Background: Comorbidity is presumed to impact survival of head and neck squamous cell cancer (HNSCC) patients. However, the prevalence and prognostic impact of comorbidity in these patients is not yet well established. The aim of this study is to outline the comorbidity burden of HNSCC patients and investigate the relation to overall survival and cancer-specific mortality.
Methods: The comorbidity burden of patients registered with HNSCC in the Danish Cancer Registry between 1980 and 2014 was evaluated based on the Charlson Comorbidity Index (CCI). Patients' risks of comorbid conditions compared to age- and gender-matched controls were estimated by odds ratios (OR). The impact of comorbidity on overall survival and cancer-specific mortality was evaluated by Cox regression and Kaplan-Meier survival analysis.

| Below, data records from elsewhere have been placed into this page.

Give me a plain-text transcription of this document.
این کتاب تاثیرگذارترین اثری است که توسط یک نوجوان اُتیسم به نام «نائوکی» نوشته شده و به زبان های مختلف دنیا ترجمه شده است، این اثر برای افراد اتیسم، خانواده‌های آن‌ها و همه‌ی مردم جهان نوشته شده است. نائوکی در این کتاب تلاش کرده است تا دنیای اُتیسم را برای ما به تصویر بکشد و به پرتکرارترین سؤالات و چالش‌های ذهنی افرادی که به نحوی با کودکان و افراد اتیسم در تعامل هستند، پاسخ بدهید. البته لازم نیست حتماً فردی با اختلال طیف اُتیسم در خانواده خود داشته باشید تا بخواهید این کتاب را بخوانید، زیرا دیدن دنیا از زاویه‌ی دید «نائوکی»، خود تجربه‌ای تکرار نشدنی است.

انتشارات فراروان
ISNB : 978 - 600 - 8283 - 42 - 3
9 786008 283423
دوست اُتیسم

Results: A total of 25,388 HNSCC patients were included (72.5% male; mean age 63.2 years at diagnosis; median follow-up 3.0 years). CCI at diagnosis was significantly higher in patients compared to controls (p < 0.001). The most common comorbid conditions among the patients were additional non-metastatic malignancy (10.9%) and cerebrovascular disease (7.7%). Compared to controls, patients had higher odds of metastatic malignancy (OR: 4.65; 95% CI: 4.21-5.15; p < 0.001), mild liver disease (OR: 6.95; 95% CI: 6.42-7.53; p < 0.001), and moderate-severe liver disease (OR: 7.28; 95% CI: 6.14-8.65; p < 0.001). The multivariate Cox analysis revealed increasing hazard ratios with increasing CCI and in coherence the Kaplan-Meier curves showed poorer overall survival and increased cancer-specific mortality in patients with higher CCI.
Conclusion: HNSCC patients' comorbidity burden was significantly greater compared to the general population and increased comorbidity was correlated with increased cancer-related mortality.